Option for skipping comment rows

d3 / d3-dsv

A parser and formatter for delimiter-separated values, such as CSV and TSV.

https://d3js.org/d3-dsv

ISC License

436 stars 76 forks source link

Option for skipping comment rows #68

Closed tuner closed 4 years ago

tuner commented 4 years ago

Hi!

Currently, d3-dsv is very pure when it comes to RFC 4180. However, I need some nonstandard but practical features such as skipping comment lines or interpreting NAs as null (for example, in files created with R). Do you accept such pull requests?

So, this draft pull request adds an option object to dsvFormat with a single supported option: comment. Example:

// Skip all rows that start with a hash character
dsv.dsvFormat("|", { comment: "#" }).parseRows(...)

Fil commented 4 years ago

There are so many ways a CSV can be "improper" that I'm not sure we can plan for all of them in this module.

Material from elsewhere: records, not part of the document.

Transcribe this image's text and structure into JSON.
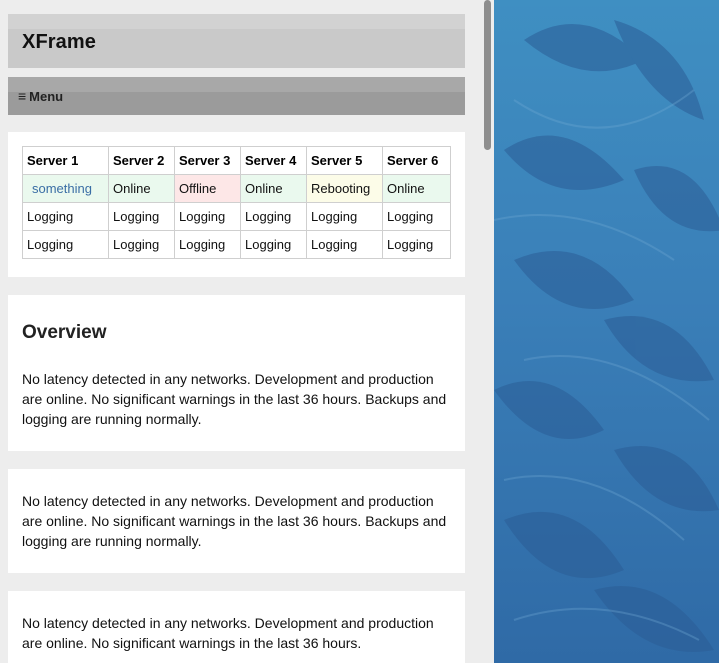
{
  "header": {
    "title": "XFrame"
  },
  "menu": {
    "icon": "hamburger-menu-icon",
    "glyph": "≡",
    "label": "Menu"
  },
  "servers": {
    "columns": [
      "Server 1",
      "Server 2",
      "Server 3",
      "Server 4",
      "Server 5",
      "Server 6"
    ],
    "status": [
      "something",
      "Online",
      "Offline",
      "Online",
      "Rebooting",
      "Online"
    ],
    "rows": [
      [
        "Logging",
        "Logging",
        "Logging",
        "Logging",
        "Logging",
        "Logging"
      ],
      [
        "Logging",
        "Logging",
        "Logging",
        "Logging",
        "Logging",
        "Logging"
      ]
    ]
  },
  "overview": {
    "title": "Overview",
    "text": "No latency detected in any networks. Development and production are online. No significant warnings in the last 36 hours. Backups and logging are running normally."
  },
  "panel2": {
    "text": "No latency detected in any networks. Development and production are online. No significant warnings in the last 36 hours. Backups and logging are running normally."
  },
  "panel3": {
    "text": "No latency detected in any networks. Development and production are online. No significant warnings in the last 36 hours."
  },
  "colors": {
    "status_online_bg": "#eaf9ee",
    "status_offline_bg": "#fde7e7",
    "status_rebooting_bg": "#fcfce8",
    "link": "#3a6ea5",
    "background_blue": "#3a7fb8"
  },
  "background": {
    "pattern": "tropical-leaf-pattern"
  }
}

When I'm faced with this type of file I usually filter out the comments in the row function. Here's an example that deals with two types of comments, at the bottom or at the top, including "continuation comments": https://observablehq.com/@fil/parse-csv-with-comments

Another fun CSV manipulation technique can be found in Mike’s arctic sea ice volume notebook, where multiple spaces are replaced by a comma before applying dsv.parse.

tuner commented 4 years ago

Okay, thanks for the comment and examples! Exploiting the row function is a nice technique.

Anyway, my intention is to provide the users (of my application) with options for handling some common issues with CSV files, but definitely not an exhaustive solution. There are some other CSV parsers with such options, but d3-dsv has superior performance. Perhaps I just maintain my own forked version. Thanks anyway!